History was made at the 2020 Oscars when “Parasite,” the South Korean satirical thriller from Bong Joon-ho, became the first foreign language film to walk away with the Best Picture Oscar. Bong was also recognized for his original screenplay and directing. Although his cast was shut out of the acting categorie, they were there to share in the filmmaker and producers’ triumphant moment, and the audience felt the excitement with them, chanting for their speeches to continue when they were almost cut off.

“I’m speechless,” said producer Kwak Sin-ae. “We never imagined this to ever happen. We are so happy. I feel like a very opportune moment in history is happening right now.”

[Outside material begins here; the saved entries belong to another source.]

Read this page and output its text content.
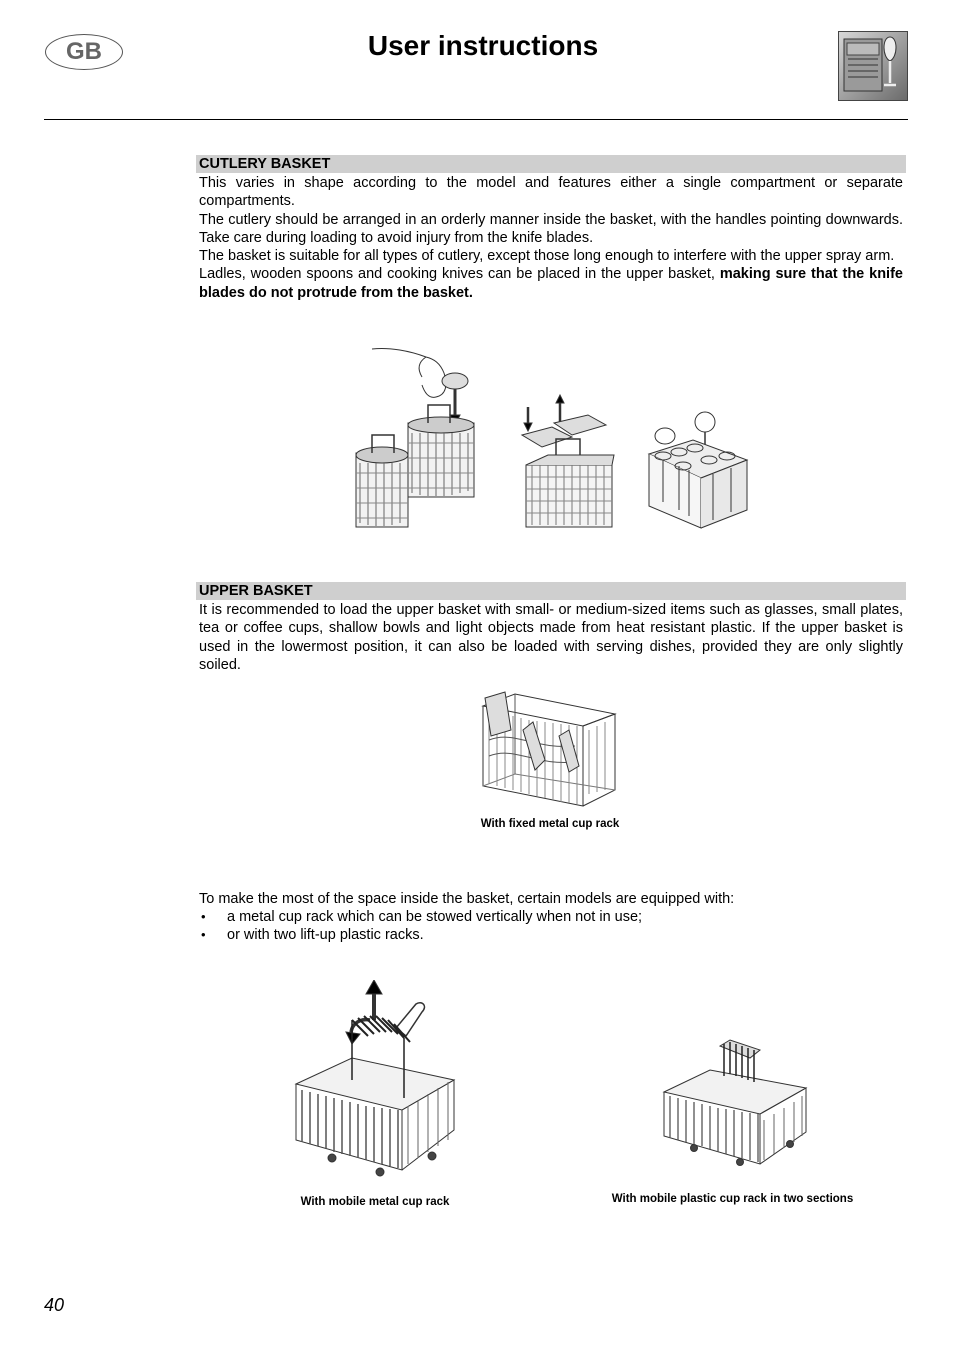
GB	User instructions
CUTLERY BASKET

This varies in shape according to the model and features either a single compartment or separate compartments.

The cutlery should be arranged in an orderly manner inside the basket, with the handles pointing downwards. Take care during loading to avoid injury from the knife blades.

The basket is suitable for all types of cutlery, except those long enough to interfere with the upper spray arm.

Ladles, wooden spoons and cooking knives can be placed in the upper basket, making sure that the knife blades do not protrude from the basket.

UPPER BASKET

It is recommended to load the upper basket with small- or medium-sized items such as glasses, small plates, tea or coffee cups, shallow bowls and light objects made from heat resistant plastic. If the upper basket is used in the lowermost position, it can also be loaded with serving dishes, provided they are only slightly soiled.

With fixed metal cup rack

To make the most of the space inside the basket, certain models are equipped with:

• a metal cup rack which can be stowed vertically when not in use;
• or with two lift-up plastic racks.
With mobile metal cup rack	With mobile plastic cup rack in two sections
40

When it came to the acting categories, there were no surprises. Hollywood loves it when a performer portrays one of their own, and Renée Zellweger took Best Actress for her transformative role as icon Judy Garland in “Judy.” Joaquin Phoenix was recognized for his dark turn in “Joker,” and Phoenix, who has been speaking on topics important to him all throughout awards season, used his time onstage to address the importance of second chances, as well as injustices to humans and animals.

But it was Brad Pitt, who won Best Supporting Actor for “Once Upon a Time in Hollywood,” who made the most outright political statement of the evening. Referring to President Trump’s recent impeachment trial, he joked that he had 45 seconds to give his acceptance speech, “45  seconds more than the Senate gave John Bolton this week. I’m thinking maybe Quentin [Tarantino] does a movie about it. In the end, the adults do the right thing.” Best Supporting Actress Laura Dern, meanwhile, dedicated her Oscar for “Marriage Story” to her parents, actors Diane Ladd and Bruce Dern.

For the second year in a row, the Oscars went hostless, although two past hosts, Steve Martin and Chris Rock, were there to warm up the crowd. The fact that there was only one black acting nominee did not escape the notice of Rock, who last hosted in 2016, the year of #OscarsSoWhite.

“Cynthia [Erivo] did such a great job in ‘Harriet’ hiding black people, that the Academy got her to hide all the black nominees,” he quipped. “Cynthia, is Eddie Murphy under this stage?”

Although the Academy still has a way to go when it comes to diversity, different voices were represented onstage at the Dolby Theatre, including that of Janelle Monae, who kicked off the show with with an opening number based on her 2010 song “Come Alive,” with the lyrics rewritten to reference the Oscars and some of the year’s top films.

“We celebrate all the women who directed phenomenal films,” she said, midsong, “and I’m so proud to stand here as a black queer artist, telling stories. Happy Black History Month.”

Other highlights of the evening included Idina Menzel performing her nominated song from “Frozen 2,” “Into the Unknown,” along with Norwegian songstress Aurora and several singers from all over the world who lent their voices to international versions of the film. Utkarsh Ambudkar popped up mid-show to perform a comical rap, and none other than Eminem surprised the crowd with a performance of “Lose Yourself.” The most memorable song from the movie “8 Mile” won the 2003 Academy Award for Best Original Song, but the rapper did not attend that year’s ceremony.

Said Eminem via Twitter, “Look, if you had another shot, another opportunity… Thanks for having me @TheAcademy. Sorry it took me 18 years to get here.”

The 92nd Academy Awards took place Feb. 9 at the Dolby Theatre in Hollywood, CA.